Mr Enfield’s account starts of in a mysterious way as he tells us that it was three o’clock of a ‘black winter’s morning’ when nobody is awake and everyone is inside for the cold and that he was walking through a part of town where “there was literally nothing to be seen but lamps.” As we absorb the circumstances Enfield starts to talk as if saying a hypnotic chant “Street after street, and all the folk asleep – street after street, all lighted up as if for a procession, and all as empty as a church.” The two word ‘procession’ and ‘church’ bring to mind the thoughts of a funeral something related with traumatic times and a morbid horror feeling. So the scene is set lonely, cold, dark with only the flickering street lamps playing shadow games in the night.

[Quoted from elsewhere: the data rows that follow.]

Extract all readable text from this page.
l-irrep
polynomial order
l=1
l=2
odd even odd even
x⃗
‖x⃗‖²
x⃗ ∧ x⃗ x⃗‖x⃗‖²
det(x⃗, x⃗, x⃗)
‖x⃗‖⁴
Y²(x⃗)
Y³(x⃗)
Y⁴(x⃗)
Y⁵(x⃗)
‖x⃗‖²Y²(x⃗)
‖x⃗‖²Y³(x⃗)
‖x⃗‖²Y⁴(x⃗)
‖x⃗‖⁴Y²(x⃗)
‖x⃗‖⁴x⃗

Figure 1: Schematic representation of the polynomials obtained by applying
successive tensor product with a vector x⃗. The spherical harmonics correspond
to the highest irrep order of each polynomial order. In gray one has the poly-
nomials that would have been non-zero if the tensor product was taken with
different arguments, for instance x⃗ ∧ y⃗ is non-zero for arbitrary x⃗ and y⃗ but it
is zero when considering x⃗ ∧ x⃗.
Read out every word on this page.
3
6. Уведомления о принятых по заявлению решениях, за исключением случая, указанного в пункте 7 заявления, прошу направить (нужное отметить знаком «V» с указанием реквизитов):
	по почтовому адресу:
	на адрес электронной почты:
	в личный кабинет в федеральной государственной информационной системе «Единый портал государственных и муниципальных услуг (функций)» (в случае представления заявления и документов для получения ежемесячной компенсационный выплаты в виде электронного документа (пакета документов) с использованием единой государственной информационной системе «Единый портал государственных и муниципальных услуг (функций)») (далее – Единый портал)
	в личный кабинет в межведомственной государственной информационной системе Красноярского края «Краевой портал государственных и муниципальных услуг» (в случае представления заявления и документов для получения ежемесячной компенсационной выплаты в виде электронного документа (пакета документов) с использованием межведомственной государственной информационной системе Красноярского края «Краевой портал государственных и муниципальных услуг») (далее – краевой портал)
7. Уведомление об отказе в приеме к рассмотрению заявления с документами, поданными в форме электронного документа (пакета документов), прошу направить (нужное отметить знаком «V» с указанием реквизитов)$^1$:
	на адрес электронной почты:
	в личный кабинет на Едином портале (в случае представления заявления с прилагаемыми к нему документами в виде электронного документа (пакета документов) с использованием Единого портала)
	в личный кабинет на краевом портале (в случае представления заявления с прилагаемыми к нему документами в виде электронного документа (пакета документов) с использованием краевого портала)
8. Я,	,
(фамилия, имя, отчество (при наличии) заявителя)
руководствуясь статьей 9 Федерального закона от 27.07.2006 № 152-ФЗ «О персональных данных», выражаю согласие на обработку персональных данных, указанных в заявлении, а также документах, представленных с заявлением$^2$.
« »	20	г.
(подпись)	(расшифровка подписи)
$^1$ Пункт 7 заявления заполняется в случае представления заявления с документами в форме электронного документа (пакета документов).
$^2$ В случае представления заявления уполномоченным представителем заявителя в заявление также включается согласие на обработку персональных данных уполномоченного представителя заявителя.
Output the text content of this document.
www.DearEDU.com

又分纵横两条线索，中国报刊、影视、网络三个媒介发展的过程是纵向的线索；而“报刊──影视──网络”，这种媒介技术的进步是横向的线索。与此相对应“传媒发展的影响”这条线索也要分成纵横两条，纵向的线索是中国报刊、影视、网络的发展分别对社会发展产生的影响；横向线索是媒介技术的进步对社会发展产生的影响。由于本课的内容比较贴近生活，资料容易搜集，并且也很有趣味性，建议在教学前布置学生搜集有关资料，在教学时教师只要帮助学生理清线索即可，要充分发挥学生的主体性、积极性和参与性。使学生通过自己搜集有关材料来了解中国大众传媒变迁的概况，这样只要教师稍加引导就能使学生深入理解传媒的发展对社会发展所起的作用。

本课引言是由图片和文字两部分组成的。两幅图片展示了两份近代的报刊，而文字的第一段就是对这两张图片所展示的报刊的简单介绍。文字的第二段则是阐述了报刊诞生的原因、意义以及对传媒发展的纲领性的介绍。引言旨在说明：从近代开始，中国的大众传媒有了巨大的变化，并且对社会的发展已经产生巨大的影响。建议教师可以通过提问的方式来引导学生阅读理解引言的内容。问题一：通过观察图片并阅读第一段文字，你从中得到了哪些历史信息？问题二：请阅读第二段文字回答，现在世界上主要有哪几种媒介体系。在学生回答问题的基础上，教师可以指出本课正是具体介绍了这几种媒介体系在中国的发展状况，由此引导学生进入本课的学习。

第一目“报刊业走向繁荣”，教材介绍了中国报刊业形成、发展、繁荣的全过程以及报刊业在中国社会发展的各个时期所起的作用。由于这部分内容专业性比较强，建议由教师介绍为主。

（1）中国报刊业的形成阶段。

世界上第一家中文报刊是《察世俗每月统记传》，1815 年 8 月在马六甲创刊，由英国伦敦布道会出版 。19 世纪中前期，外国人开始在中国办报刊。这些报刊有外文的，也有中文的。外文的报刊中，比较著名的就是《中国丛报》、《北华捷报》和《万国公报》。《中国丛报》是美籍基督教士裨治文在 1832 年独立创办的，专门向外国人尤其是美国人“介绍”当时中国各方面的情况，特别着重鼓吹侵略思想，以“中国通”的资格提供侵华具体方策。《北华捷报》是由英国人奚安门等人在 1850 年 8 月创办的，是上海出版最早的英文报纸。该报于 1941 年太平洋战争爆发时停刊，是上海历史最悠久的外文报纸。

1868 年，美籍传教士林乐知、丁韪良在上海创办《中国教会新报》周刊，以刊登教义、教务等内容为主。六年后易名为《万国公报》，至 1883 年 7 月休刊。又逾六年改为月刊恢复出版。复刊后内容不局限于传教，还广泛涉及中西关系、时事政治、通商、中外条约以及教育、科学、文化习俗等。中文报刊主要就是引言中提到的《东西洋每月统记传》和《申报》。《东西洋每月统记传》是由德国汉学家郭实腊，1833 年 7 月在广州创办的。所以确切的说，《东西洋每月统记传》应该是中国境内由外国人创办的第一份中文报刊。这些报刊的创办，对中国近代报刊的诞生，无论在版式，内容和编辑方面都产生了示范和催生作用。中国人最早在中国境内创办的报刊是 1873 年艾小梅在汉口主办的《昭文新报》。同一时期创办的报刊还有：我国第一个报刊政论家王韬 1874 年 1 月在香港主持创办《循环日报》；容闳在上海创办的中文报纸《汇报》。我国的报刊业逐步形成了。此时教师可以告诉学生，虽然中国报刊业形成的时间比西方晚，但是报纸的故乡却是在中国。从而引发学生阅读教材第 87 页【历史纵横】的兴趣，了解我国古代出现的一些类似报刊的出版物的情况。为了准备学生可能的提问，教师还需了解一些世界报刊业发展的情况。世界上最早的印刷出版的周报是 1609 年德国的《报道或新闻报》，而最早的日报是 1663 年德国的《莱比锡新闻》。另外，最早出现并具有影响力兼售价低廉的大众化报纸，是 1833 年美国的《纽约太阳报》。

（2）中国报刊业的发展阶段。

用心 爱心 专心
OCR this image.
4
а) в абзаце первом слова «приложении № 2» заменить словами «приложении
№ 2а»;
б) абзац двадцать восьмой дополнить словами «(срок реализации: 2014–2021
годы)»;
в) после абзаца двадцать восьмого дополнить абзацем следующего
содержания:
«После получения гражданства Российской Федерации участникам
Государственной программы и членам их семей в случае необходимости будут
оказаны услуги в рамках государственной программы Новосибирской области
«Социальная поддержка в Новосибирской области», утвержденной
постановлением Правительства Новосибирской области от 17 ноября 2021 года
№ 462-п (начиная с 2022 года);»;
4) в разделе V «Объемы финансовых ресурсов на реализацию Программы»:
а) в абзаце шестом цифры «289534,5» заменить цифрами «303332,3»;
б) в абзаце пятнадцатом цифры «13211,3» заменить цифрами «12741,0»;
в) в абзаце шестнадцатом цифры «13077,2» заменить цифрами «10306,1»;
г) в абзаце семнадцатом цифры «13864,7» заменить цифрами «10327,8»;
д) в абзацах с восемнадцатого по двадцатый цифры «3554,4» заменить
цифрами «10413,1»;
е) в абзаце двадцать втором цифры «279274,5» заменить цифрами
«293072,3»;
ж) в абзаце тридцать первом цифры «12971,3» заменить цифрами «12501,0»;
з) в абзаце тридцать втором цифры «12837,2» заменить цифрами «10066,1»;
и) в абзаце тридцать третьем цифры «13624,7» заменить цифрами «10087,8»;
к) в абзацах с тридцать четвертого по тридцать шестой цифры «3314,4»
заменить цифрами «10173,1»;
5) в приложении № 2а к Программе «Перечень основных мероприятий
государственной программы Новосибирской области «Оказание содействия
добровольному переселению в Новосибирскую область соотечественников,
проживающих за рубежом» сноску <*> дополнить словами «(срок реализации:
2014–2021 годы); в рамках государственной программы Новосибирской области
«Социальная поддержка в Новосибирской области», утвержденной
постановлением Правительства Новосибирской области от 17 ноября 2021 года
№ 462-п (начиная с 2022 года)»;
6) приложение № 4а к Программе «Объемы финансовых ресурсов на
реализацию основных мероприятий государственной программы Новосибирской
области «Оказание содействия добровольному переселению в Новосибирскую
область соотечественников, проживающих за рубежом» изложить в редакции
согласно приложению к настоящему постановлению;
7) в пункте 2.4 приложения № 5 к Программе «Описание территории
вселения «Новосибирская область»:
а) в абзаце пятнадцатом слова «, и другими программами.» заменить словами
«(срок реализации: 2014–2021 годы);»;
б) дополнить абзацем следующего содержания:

The description of the street in the first chapter reinforces this theme of duality. The street is described as merely an anonymous street in London, whose shop fronts "like rows of smiling women" have a brightness that stands out in contrast to the dingy neighbourhood. And yet on this street, two doors from the corner, stands a dreary, Gothic house, which "bore in every feature the marks of prolonged and sordid negligence." As we proceed further in the novel, Jekyll¹s house itself will be seen to have an innate duality: congenial, prosperous, respectable, as well as threatening, mysterious, and sinister. This duality is manifested by each of its two facades: the respectable, Jekyll side of the house stands out in contrast with the seediness of its neighbouring structures. The Hyde façade is bleak, neglected, and lowering on a street in which it stands out among thriving, well-kept, and prosperous commercial structures.
As the details of the event are unrolled more horror is revealed but in a bizarre way, “for the man trampled calmly over the child’s body and left her screaming on the ground” this is portrayed in such a calm and peaceful way that it emphasises the lack of care from the supposed ‘juggernaut,’ and to ignore the innocent cries of a young girl increases his evil in the judgmental eyes of the reader. As Stevenson stresses the innocence of the girl “the girl was…more frightened” the horror and evil of the ‘juggernaut’ is exaggerated making the scene more horrible.
Doctors jobs are to preserve life and they deplore violence in every form and so when this “cut-and-dry apothecary …turned sick and white with a desire to hill [the juggernaut]” every time he saw him we can not but sense the evil which these people feel towards the ‘prisoner.’
Compared to the last paragraph or so this paragraph progresses at quite a pace as if to reflect the speed at which people’s emotion turned from nothing to sadness to hate. Stevenson writes as if there is a final explanation as to whom this mystery figure is but does not let on and instead let’s the suspense build. He occasionally allows a small amount of information out just to wet the appetites and keep up an atmosphere of mystery and confusion. This atmosphere one of controlled suspense, a gradual building up of a sense of horror and destruction is achieved through a slow accumulation of unemotional detail, which begins in this chapter.